Day 6: How You Can Use Hemingway’s Bridge to Ship Today’s Momentum to Tomorrow

Matt Stine
2 min readAug 24, 2022

Today I’m going to tell you how to use a creative strategy called the Hemingway Bridge.

I learned this strategy from reading Tiago Forte’s book Building a Second Brain, and I immediately started applying it to my daily work as a software engineer and architect. It has been life-changing! If you learn and use it, you’ll start every day with a burst of momentum because you sent it to your future self as a gift.

Unfortunately, most people keep working until they’ve exhausted their energy supply and have no momentum left.

Why?
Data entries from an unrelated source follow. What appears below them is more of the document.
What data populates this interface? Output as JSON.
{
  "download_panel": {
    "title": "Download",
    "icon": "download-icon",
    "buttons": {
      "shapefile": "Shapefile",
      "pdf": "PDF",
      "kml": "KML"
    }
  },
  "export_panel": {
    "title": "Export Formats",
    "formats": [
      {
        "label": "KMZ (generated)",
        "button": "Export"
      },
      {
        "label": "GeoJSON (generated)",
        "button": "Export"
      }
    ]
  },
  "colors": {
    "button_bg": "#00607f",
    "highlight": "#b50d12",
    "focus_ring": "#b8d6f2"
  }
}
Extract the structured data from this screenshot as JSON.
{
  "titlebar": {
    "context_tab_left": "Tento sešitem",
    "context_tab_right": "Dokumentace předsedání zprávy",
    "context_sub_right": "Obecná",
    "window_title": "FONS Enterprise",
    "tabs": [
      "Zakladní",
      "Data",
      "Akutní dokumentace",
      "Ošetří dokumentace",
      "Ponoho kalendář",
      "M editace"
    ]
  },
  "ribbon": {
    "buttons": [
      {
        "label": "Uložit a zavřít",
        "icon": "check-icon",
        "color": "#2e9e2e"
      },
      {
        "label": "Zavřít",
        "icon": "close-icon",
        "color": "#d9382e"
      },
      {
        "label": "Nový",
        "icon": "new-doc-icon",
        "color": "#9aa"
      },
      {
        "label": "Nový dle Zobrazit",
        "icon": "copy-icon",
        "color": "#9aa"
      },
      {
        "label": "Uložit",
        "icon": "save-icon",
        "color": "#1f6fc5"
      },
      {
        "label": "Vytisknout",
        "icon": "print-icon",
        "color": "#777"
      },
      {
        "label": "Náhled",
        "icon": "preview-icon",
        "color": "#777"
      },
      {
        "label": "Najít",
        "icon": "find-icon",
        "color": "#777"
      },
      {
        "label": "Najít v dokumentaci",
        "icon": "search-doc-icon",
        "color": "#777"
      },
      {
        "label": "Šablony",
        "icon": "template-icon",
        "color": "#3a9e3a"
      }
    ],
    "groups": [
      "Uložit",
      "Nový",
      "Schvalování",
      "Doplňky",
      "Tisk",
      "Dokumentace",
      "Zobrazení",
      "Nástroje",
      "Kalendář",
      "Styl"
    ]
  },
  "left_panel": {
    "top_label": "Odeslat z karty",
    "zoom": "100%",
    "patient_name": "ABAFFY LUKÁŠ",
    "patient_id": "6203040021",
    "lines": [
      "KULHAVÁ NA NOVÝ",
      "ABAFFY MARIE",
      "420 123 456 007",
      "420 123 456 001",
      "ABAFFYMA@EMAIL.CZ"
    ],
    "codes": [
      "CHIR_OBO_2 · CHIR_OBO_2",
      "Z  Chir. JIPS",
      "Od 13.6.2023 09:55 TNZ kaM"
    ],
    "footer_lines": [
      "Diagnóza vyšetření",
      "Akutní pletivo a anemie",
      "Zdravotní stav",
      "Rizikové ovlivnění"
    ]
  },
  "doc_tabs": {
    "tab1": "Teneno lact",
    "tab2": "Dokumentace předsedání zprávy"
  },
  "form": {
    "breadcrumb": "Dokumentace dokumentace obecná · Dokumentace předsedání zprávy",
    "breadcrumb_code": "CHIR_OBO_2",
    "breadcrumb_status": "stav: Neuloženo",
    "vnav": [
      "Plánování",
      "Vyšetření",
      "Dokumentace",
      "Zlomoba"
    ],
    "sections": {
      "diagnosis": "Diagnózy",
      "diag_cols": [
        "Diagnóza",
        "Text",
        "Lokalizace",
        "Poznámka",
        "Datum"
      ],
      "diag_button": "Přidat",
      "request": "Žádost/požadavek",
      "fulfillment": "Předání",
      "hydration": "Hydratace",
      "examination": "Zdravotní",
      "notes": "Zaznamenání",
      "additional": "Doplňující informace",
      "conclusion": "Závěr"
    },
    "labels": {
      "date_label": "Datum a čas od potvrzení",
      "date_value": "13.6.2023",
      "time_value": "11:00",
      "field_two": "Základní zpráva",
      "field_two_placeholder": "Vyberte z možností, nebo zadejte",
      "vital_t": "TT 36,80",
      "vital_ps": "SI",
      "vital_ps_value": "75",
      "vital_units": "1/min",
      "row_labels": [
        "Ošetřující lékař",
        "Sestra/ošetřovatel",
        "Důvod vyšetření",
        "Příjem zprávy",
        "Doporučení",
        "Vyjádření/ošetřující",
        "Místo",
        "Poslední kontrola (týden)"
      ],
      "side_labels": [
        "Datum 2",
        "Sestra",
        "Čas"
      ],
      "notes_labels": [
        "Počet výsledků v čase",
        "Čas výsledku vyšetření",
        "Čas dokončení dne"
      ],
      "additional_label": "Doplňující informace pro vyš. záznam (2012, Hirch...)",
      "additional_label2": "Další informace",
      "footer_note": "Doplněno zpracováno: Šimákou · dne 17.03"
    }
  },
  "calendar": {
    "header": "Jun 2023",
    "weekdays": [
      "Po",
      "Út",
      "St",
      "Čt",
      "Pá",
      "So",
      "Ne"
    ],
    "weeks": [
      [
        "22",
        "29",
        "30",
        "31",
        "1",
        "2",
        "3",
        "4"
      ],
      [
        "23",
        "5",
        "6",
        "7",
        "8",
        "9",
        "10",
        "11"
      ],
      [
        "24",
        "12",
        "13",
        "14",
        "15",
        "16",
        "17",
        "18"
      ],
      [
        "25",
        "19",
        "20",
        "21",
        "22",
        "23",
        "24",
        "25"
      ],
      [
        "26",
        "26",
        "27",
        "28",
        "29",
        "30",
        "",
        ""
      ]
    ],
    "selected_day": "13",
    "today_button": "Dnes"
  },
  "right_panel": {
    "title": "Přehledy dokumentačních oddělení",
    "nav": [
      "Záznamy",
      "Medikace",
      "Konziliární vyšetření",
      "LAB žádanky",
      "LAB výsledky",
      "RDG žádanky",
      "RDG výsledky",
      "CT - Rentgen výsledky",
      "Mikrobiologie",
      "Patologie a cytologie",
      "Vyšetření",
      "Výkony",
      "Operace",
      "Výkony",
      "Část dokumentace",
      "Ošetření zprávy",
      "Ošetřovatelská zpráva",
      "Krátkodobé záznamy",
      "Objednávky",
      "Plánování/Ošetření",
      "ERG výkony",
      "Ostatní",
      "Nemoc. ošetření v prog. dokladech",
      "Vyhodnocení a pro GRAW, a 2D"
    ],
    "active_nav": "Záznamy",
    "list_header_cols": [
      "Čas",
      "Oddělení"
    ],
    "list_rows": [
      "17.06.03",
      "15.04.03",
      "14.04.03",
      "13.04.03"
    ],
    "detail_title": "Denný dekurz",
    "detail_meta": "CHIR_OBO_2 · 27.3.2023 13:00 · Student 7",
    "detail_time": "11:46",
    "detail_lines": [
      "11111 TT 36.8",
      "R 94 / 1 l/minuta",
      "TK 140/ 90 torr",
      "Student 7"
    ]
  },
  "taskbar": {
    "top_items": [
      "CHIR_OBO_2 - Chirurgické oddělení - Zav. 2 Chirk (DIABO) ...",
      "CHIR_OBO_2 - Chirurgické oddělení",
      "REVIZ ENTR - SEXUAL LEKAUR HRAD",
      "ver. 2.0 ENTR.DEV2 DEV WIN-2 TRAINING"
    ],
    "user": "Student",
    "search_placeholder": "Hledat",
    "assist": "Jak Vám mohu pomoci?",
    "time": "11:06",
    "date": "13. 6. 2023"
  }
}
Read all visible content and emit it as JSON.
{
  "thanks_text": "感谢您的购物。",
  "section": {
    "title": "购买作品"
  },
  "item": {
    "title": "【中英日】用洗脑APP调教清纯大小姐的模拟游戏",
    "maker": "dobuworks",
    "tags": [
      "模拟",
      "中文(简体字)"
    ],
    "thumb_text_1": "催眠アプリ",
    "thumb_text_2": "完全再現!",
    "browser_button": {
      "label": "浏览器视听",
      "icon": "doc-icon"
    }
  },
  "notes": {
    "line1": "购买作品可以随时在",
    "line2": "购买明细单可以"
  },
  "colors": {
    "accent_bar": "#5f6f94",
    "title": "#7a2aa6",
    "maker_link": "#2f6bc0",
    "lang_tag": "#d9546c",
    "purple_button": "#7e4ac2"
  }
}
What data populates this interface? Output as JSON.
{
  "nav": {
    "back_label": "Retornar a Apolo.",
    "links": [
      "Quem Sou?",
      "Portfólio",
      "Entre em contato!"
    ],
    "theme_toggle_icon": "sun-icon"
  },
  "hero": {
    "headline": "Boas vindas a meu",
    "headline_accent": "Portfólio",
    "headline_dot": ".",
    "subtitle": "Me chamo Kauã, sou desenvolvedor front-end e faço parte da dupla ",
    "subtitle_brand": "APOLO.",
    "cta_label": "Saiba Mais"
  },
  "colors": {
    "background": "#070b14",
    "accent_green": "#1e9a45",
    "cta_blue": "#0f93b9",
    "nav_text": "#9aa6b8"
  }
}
Because we believe we’re supposed to give everything we have to the task at hand!

  • If the bug isn’t fixed, and I’ve got time left in my day, I better keep troubleshooting.
  • If tickets are still in the queue, and I’ve got time left in my day, I better pull one more.
  • If the tests aren’t passing, and I’ve got time left in my day, I better keep making code changes until they do.
  • If I didn’t write that RFC, and I’ve got time left in my day, I better bang it out quick and send it to the mailing list.

Do you feel exhausted just reading that list? I do. And I also know that not only will I not do an excellent job if I keep going, but I’ll also arrive at my desk in the morning with an empty brain and no clue where to start.

Here’s how to stop doing that, step by step:

Step 1: Reserve some energy at the end of your day.

To send your future self momentum, you have to have the momentum to send.

Hemingway would only end his writing sessions when he knew where he was going next with the plot. But he resisted the urge to keep going, instead choosing to invest that energy in preparing for the next session. This step is the hardest but also the most important.

Step 2: Write down where you are now.

We waste vital energy every morning gaining situational awareness.

Let’s take the bug fixing example: What bug are you fixing? What have you tried so far? What’s your best guess as to what’s happening? What questions do you still have? Who might you still need to ask for help?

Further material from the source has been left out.